Foucault’s thoughts on film are fascinating yet also offer a more genial look at the famed philosopher.
An attractive, tidily organized collection of famed French philosopher Michel Foucault’s writing about film as well as scholarly reflections on that writing, translator/editor Clare O’Farrell’s Foucault at the Movies is a necessity for film scholars and philosophers alike. Filled with writing about Foucault and by Foucault himself, Foucault at the Movies is an effectively translated and admirably assembled work of film scholarship and philosophical history. Though the book would be a suitable text for a university course on philosophy, film or both, it is also readable enough to serve as entertainment as well.
Foucault at the Movies is split into two parts. The shorter opening section contains a chapter by Dork Zabunyan, a professor at the University of Paris, and a chapter by Patrice Maniglier, a lecturer at the University of Paris – Nanterre. The second part is devoted to work by Foucault himself. Zabunyan’s chapter is titled “What Film Is Able to Do: Foucault and Cinematic Knowledge” and Maniglier’s chapter is “Versions of the Present: Foucault’s Metaphysics of the Event Illuminated by Cinema.
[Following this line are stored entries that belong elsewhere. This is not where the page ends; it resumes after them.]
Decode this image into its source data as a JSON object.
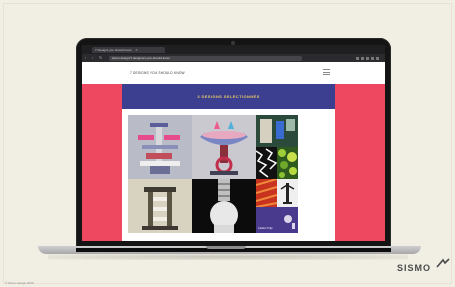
{
  "browser": {
    "tab_title": "7 Designs you should know",
    "tab_close": "×",
    "url": "sismo.design/7-designers-you-should-know",
    "nav_back": "‹",
    "nav_forward": "›",
    "reload": "↻"
  },
  "site": {
    "header_name": "7 DESIGNS YOU SHOULD KNOW",
    "banner_title": "3 DESIGNS SELECTIONNÉS",
    "tile_label": "Carlton Tulip",
    "colors": {
      "page_bg": "#ee4760",
      "banner_bg": "#3c3f8f",
      "banner_text": "#e9c86a"
    }
  },
  "footer": {
    "logo": "SISMO",
    "caption": "© Sismo design 2020"
  }
}
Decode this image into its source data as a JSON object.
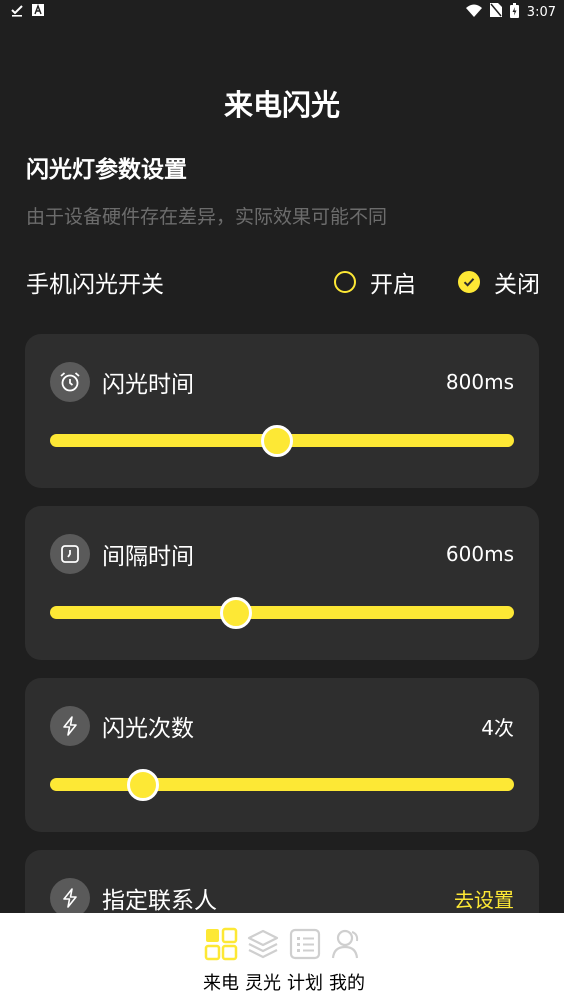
{
  "status_bar": {
    "time": "3:07"
  },
  "header": {
    "title": "来电闪光"
  },
  "settings": {
    "title": "闪光灯参数设置",
    "subtitle": "由于设备硬件存在差异，实际效果可能不同"
  },
  "flash_switch": {
    "label": "手机闪光开关",
    "options": [
      {
        "label": "开启",
        "selected": false
      },
      {
        "label": "关闭",
        "selected": true
      }
    ]
  },
  "cards": {
    "flash_time": {
      "title": "闪光时间",
      "value": "800ms",
      "slider_fraction": 0.49
    },
    "interval_time": {
      "title": "间隔时间",
      "value": "600ms",
      "slider_fraction": 0.4
    },
    "flash_count": {
      "title": "闪光次数",
      "value": "4次",
      "slider_fraction": 0.2
    },
    "contact": {
      "title": "指定联系人",
      "action": "去设置"
    }
  },
  "bottom_nav": {
    "items": [
      {
        "label": "来电",
        "icon": "grid-icon"
      },
      {
        "label": "灵光",
        "icon": "layers-icon"
      },
      {
        "label": "计划",
        "icon": "list-icon"
      },
      {
        "label": "我的",
        "icon": "user-icon"
      }
    ]
  },
  "colors": {
    "accent": "#fde835",
    "background": "#1f1f1f",
    "card": "#2e2e2e"
  }
}
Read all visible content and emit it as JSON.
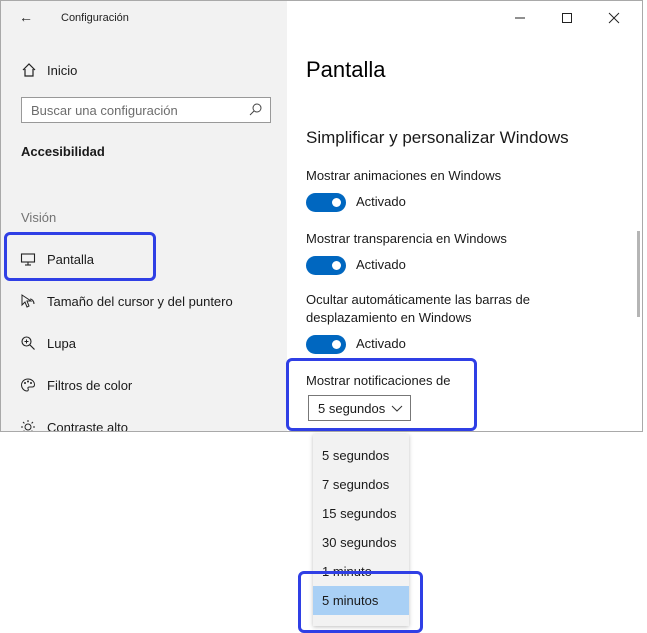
{
  "window": {
    "title": "Configuración",
    "controls": [
      "minimize-icon",
      "maximize-icon",
      "close-icon"
    ]
  },
  "sidebar": {
    "home_label": "Inicio",
    "search_placeholder": "Buscar una configuración",
    "section_title": "Accesibilidad",
    "group_label": "Visión",
    "items": [
      {
        "label": "Pantalla",
        "icon": "monitor-icon",
        "selected": true
      },
      {
        "label": "Tamaño del cursor y del puntero",
        "icon": "cursor-icon"
      },
      {
        "label": "Lupa",
        "icon": "magnifier-icon"
      },
      {
        "label": "Filtros de color",
        "icon": "palette-icon"
      },
      {
        "label": "Contraste alto",
        "icon": "sun-icon"
      }
    ]
  },
  "main": {
    "page_title": "Pantalla",
    "subheading": "Simplificar y personalizar Windows",
    "options": [
      {
        "label": "Mostrar animaciones en Windows",
        "state": "Activado"
      },
      {
        "label": "Mostrar transparencia en Windows",
        "state": "Activado"
      },
      {
        "label": "Ocultar automáticamente las barras de desplazamiento en Windows",
        "state": "Activado"
      }
    ],
    "notifications_label": "Mostrar notificaciones de",
    "notifications_value": "5 segundos"
  },
  "dropdown": {
    "options": [
      "5 segundos",
      "7 segundos",
      "15 segundos",
      "30 segundos",
      "1 minuto",
      "5 minutos"
    ],
    "selected": "5 minutos"
  },
  "colors": {
    "accent": "#0067c0",
    "highlight_box": "#2f3fe5",
    "selected_option": "#a9d0f5"
  }
}
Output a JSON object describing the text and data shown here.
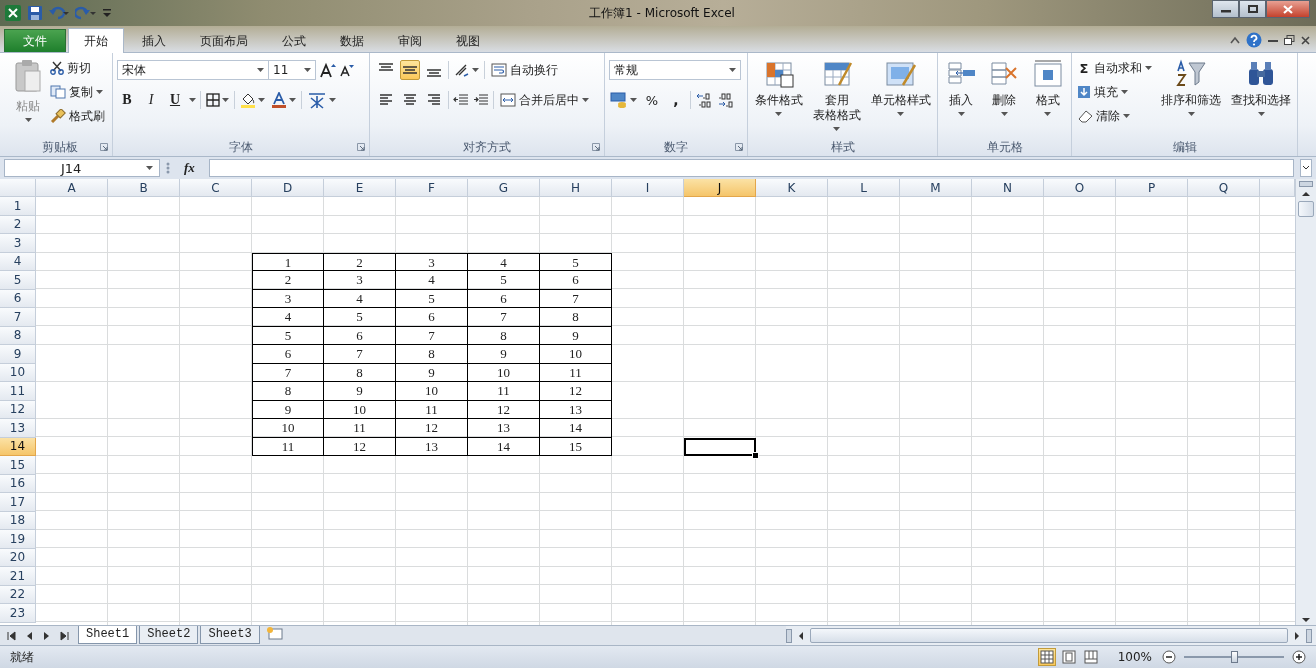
{
  "window": {
    "title": "工作簿1 - Microsoft Excel"
  },
  "ribbon_tabs": [
    {
      "label": "文件",
      "kind": "file",
      "selected": false
    },
    {
      "label": "开始",
      "kind": "tab",
      "selected": true
    },
    {
      "label": "插入",
      "kind": "tab",
      "selected": false
    },
    {
      "label": "页面布局",
      "kind": "tab",
      "selected": false
    },
    {
      "label": "公式",
      "kind": "tab",
      "selected": false
    },
    {
      "label": "数据",
      "kind": "tab",
      "selected": false
    },
    {
      "label": "审阅",
      "kind": "tab",
      "selected": false
    },
    {
      "label": "视图",
      "kind": "tab",
      "selected": false
    }
  ],
  "clipboard": {
    "label": "剪贴板",
    "paste": "粘贴",
    "cut": "剪切",
    "copy": "复制",
    "format_painter": "格式刷"
  },
  "font": {
    "label": "字体",
    "font_name": "宋体",
    "font_size": "11",
    "bold": "B",
    "italic": "I",
    "underline": "U"
  },
  "alignment": {
    "label": "对齐方式",
    "vertical": [
      {
        "selected": false
      },
      {
        "selected": true
      },
      {
        "selected": false
      }
    ],
    "wrap_text": "自动换行",
    "merge_center": "合并后居中"
  },
  "number": {
    "label": "数字",
    "format": "常规",
    "percent": "%",
    "comma": ","
  },
  "styles": {
    "label": "样式",
    "conditional_format": "条件格式",
    "table_format": [
      "套用",
      "表格格式"
    ],
    "cell_styles": "单元格样式"
  },
  "cells": {
    "label": "单元格",
    "insert": "插入",
    "delete": "删除",
    "format": "格式"
  },
  "editing": {
    "label": "编辑",
    "autosum_symbol": "Σ",
    "autosum": "自动求和",
    "fill": "填充",
    "clear": "清除",
    "sort_filter": "排序和筛选",
    "find_select": "查找和选择"
  },
  "formula_bar": {
    "name_box": "J14",
    "fx": "fx"
  },
  "columns": [
    {
      "label": "A",
      "selected": false,
      "bordered": false
    },
    {
      "label": "B",
      "selected": false,
      "bordered": false
    },
    {
      "label": "C",
      "selected": false,
      "bordered": false
    },
    {
      "label": "D",
      "selected": false,
      "bordered": true
    },
    {
      "label": "E",
      "selected": false,
      "bordered": true
    },
    {
      "label": "F",
      "selected": false,
      "bordered": true
    },
    {
      "label": "G",
      "selected": false,
      "bordered": true
    },
    {
      "label": "H",
      "selected": false,
      "bordered": true
    },
    {
      "label": "I",
      "selected": false,
      "bordered": false
    },
    {
      "label": "J",
      "selected": true,
      "bordered": false
    },
    {
      "label": "K",
      "selected": false,
      "bordered": false
    },
    {
      "label": "L",
      "selected": false,
      "bordered": false
    },
    {
      "label": "M",
      "selected": false,
      "bordered": false
    },
    {
      "label": "N",
      "selected": false,
      "bordered": false
    },
    {
      "label": "O",
      "selected": false,
      "bordered": false
    },
    {
      "label": "P",
      "selected": false,
      "bordered": false
    },
    {
      "label": "Q",
      "selected": false,
      "bordered": false
    }
  ],
  "rows": [
    {
      "label": "1",
      "selected": false,
      "bordered": false
    },
    {
      "label": "2",
      "selected": false,
      "bordered": false
    },
    {
      "label": "3",
      "selected": false,
      "bordered": false
    },
    {
      "label": "4",
      "selected": false,
      "bordered": true,
      "values": [
        "1",
        "2",
        "3",
        "4",
        "5"
      ]
    },
    {
      "label": "5",
      "selected": false,
      "bordered": true,
      "values": [
        "2",
        "3",
        "4",
        "5",
        "6"
      ]
    },
    {
      "label": "6",
      "selected": false,
      "bordered": true,
      "values": [
        "3",
        "4",
        "5",
        "6",
        "7"
      ]
    },
    {
      "label": "7",
      "selected": false,
      "bordered": true,
      "values": [
        "4",
        "5",
        "6",
        "7",
        "8"
      ]
    },
    {
      "label": "8",
      "selected": false,
      "bordered": true,
      "values": [
        "5",
        "6",
        "7",
        "8",
        "9"
      ]
    },
    {
      "label": "9",
      "selected": false,
      "bordered": true,
      "values": [
        "6",
        "7",
        "8",
        "9",
        "10"
      ]
    },
    {
      "label": "10",
      "selected": false,
      "bordered": true,
      "values": [
        "7",
        "8",
        "9",
        "10",
        "11"
      ]
    },
    {
      "label": "11",
      "selected": false,
      "bordered": true,
      "values": [
        "8",
        "9",
        "10",
        "11",
        "12"
      ]
    },
    {
      "label": "12",
      "selected": false,
      "bordered": true,
      "values": [
        "9",
        "10",
        "11",
        "12",
        "13"
      ]
    },
    {
      "label": "13",
      "selected": false,
      "bordered": true,
      "values": [
        "10",
        "11",
        "12",
        "13",
        "14"
      ]
    },
    {
      "label": "14",
      "selected": true,
      "bordered": true,
      "values": [
        "11",
        "12",
        "13",
        "14",
        "15"
      ]
    },
    {
      "label": "15",
      "selected": false,
      "bordered": false
    },
    {
      "label": "16",
      "selected": false,
      "bordered": false
    },
    {
      "label": "17",
      "selected": false,
      "bordered": false
    },
    {
      "label": "18",
      "selected": false,
      "bordered": false
    },
    {
      "label": "19",
      "selected": false,
      "bordered": false
    },
    {
      "label": "20",
      "selected": false,
      "bordered": false
    },
    {
      "label": "21",
      "selected": false,
      "bordered": false
    },
    {
      "label": "22",
      "selected": false,
      "bordered": false
    },
    {
      "label": "23",
      "selected": false,
      "bordered": false
    }
  ],
  "sheets": [
    {
      "label": "Sheet1",
      "selected": true
    },
    {
      "label": "Sheet2",
      "selected": false
    },
    {
      "label": "Sheet3",
      "selected": false
    }
  ],
  "status_bar": {
    "status": "就绪",
    "views": [
      {
        "selected": true
      },
      {
        "selected": false
      },
      {
        "selected": false
      }
    ],
    "zoom": "100%",
    "zoom_slider": {
      "level": 0.5
    }
  }
}
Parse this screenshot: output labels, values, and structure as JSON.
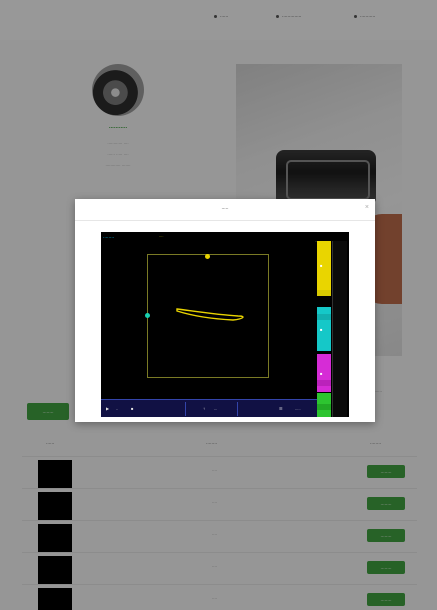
{
  "topnav": {
    "items": [
      {
        "label": "......",
        "icon": "dot-icon"
      },
      {
        "label": "..............",
        "icon": "dot-icon"
      },
      {
        "label": "...........",
        "icon": "dot-icon"
      }
    ]
  },
  "profile": {
    "name": "...........",
    "lines": [
      "............ ....",
      "...... ..... ....",
      "............ ......."
    ]
  },
  "background": {
    "caption": "........",
    "new_button": "........"
  },
  "table": {
    "columns": [
      "......",
      "........",
      "........"
    ],
    "rows": [
      {
        "value": "....",
        "action": "........"
      },
      {
        "value": "....",
        "action": "........"
      },
      {
        "value": "....",
        "action": "........"
      },
      {
        "value": "....",
        "action": "........"
      },
      {
        "value": "....",
        "action": "........"
      }
    ]
  },
  "modal": {
    "title": ".....",
    "close_icon": "close-icon"
  },
  "scope": {
    "status": "........",
    "status_2": "....",
    "top_right": "....",
    "channels": [
      {
        "name": "channel-1",
        "color": "#e9d500"
      },
      {
        "name": "channel-2",
        "color": "#15c8c8"
      },
      {
        "name": "channel-3",
        "color": "#d62cd6"
      },
      {
        "name": "channel-4",
        "color": "#2dc430"
      }
    ],
    "bottom": {
      "left": "..",
      "mid": "...",
      "right": "....."
    }
  },
  "colors": {
    "accent_green": "#3f9e3f",
    "trace_yellow": "#e8d300"
  }
}
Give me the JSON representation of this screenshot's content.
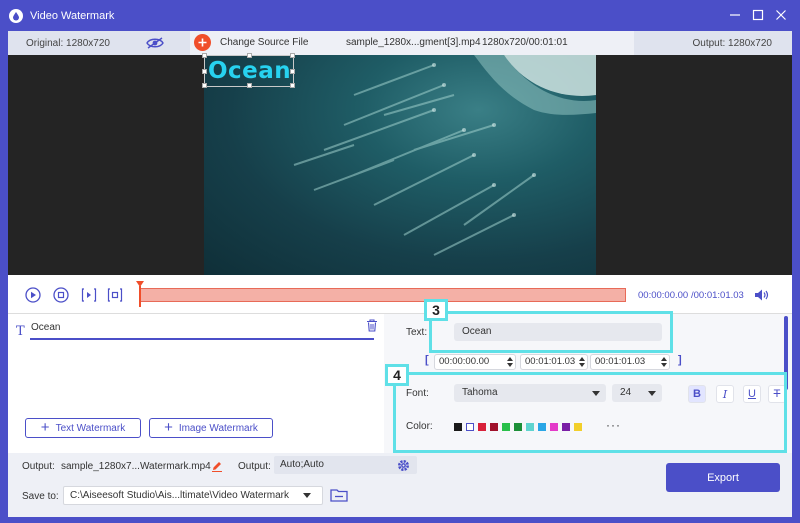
{
  "window": {
    "title": "Video Watermark",
    "minimize_icon": "minimize-icon",
    "maximize_icon": "maximize-icon",
    "close_icon": "close-icon"
  },
  "infobar": {
    "original": "Original: 1280x720",
    "change_source": "Change Source File",
    "file_name": "sample_1280x...gment[3].mp4",
    "file_info": "1280x720/00:01:01",
    "output": "Output: 1280x720"
  },
  "preview": {
    "watermark_text": "Ocean"
  },
  "timeline": {
    "current_time": "00:00:00.00",
    "total_time": "/00:01:01.03"
  },
  "watermark_list": {
    "items": [
      {
        "label": "Ocean"
      }
    ],
    "add_text_label": "Text Watermark",
    "add_image_label": "Image Watermark"
  },
  "properties": {
    "text_label": "Text:",
    "text_value": "Ocean",
    "start_time": "00:00:00.00",
    "end_time": "00:01:01.03",
    "duration": "00:01:01.03",
    "font_label": "Font:",
    "font_family": "Tahoma",
    "font_size": "24",
    "bold": "B",
    "italic": "I",
    "underline": "U",
    "strikethrough": "T",
    "color_label": "Color:",
    "swatches": [
      "#1a1a1a",
      "#ffffff",
      "#d8213a",
      "#a0112b",
      "#29c04a",
      "#1d8f38",
      "#5fd4cf",
      "#2aa6e6",
      "#e43ac9",
      "#7a1fa6",
      "#f2cf2a"
    ],
    "more": "···"
  },
  "callouts": {
    "text_step": "3",
    "font_step": "4"
  },
  "bottom": {
    "output_label": "Output:",
    "output_file": "sample_1280x7...Watermark.mp4",
    "output_format_label": "Output:",
    "output_format": "Auto;Auto",
    "save_label": "Save to:",
    "save_path": "C:\\Aiseesoft Studio\\Ais...ltimate\\Video Watermark",
    "export": "Export"
  },
  "colors": {
    "accent": "#4b4fc8",
    "watermark": "#27d2f0",
    "callout": "#5fe0e7",
    "add_button": "#f04e2a"
  }
}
Together, the two scholars place Foucault’s fim writing within the philosopher’s wider body of work, particularly regarding history, and also outline the ways in which Foucault and his philosophies were influenced by film and influenced film.
Though the analysis of his actual work is very interesting and particularly important in terms of putting Foucault’s film writing in context, the real draw here is Foucault’s work, which includes film reviews, interviews with an assortment of international luminaries including feminist icon Hélène Cixous and director Werner Schroeter, general and specific film commentary and philosophical ponderings regarding film and technology. The interviews, in particular, offer a more engaging and relaxed Foucault than one might find in his more famous work or even his literary criticism. Though Foucault actually wrote very little on film itself, O’Farrell has done an excellent job of not only gathering a variety of conversations, lectures, articles and other materials. Her decision to arrange these in chronological order (by original publication date) also gives a flow to the work. One can sense Foucault’s shifting focus as the work progresses, and it is especially entertaining hear these shifts in his own words.
And they are his own words, because though O’Farrell is quite capably translated many of the pieces from their original French, she has resisted adding additional flourish to these translations. As a result, the reading can occasionally be confusing or clunky, particularly the transcribed interviews as it is English related in French speaking patterns. However, the authenticity that style brings to the text far is necessary and adds vitality and charm to the overall work.
The final pages of the book are filled with unique bonuses. The first of these is a program, assembled by Zabunyan and Maniglier in 2011, of films that inspired or were inspired by Foucault. Then comes the notes. O’Farrell gives pages and pages of notes on not only her translations but also regarding the context of many of the interviews. It is a fascinating look into her process and also into the amount of work that went into making Foucault at the Movies such a thorough yet seamless work.
Though these final pages hint at the amount of work Clare O’Farrell did in putting together Foucault at the Movies, she humbly stays out of much of the book’s content, including a brief Translator’s Preface before ceding the stage to Zabunyan, Maniglier and, of course, Michel Foucault. Foucault often commented on how much he enjoyed speaking about and writing on literature, and that enthusiasm obviously crossed to other mediums as well. Foucault’s thoughts on film are fascinating yet also offer a more genial look at the famed philosopher.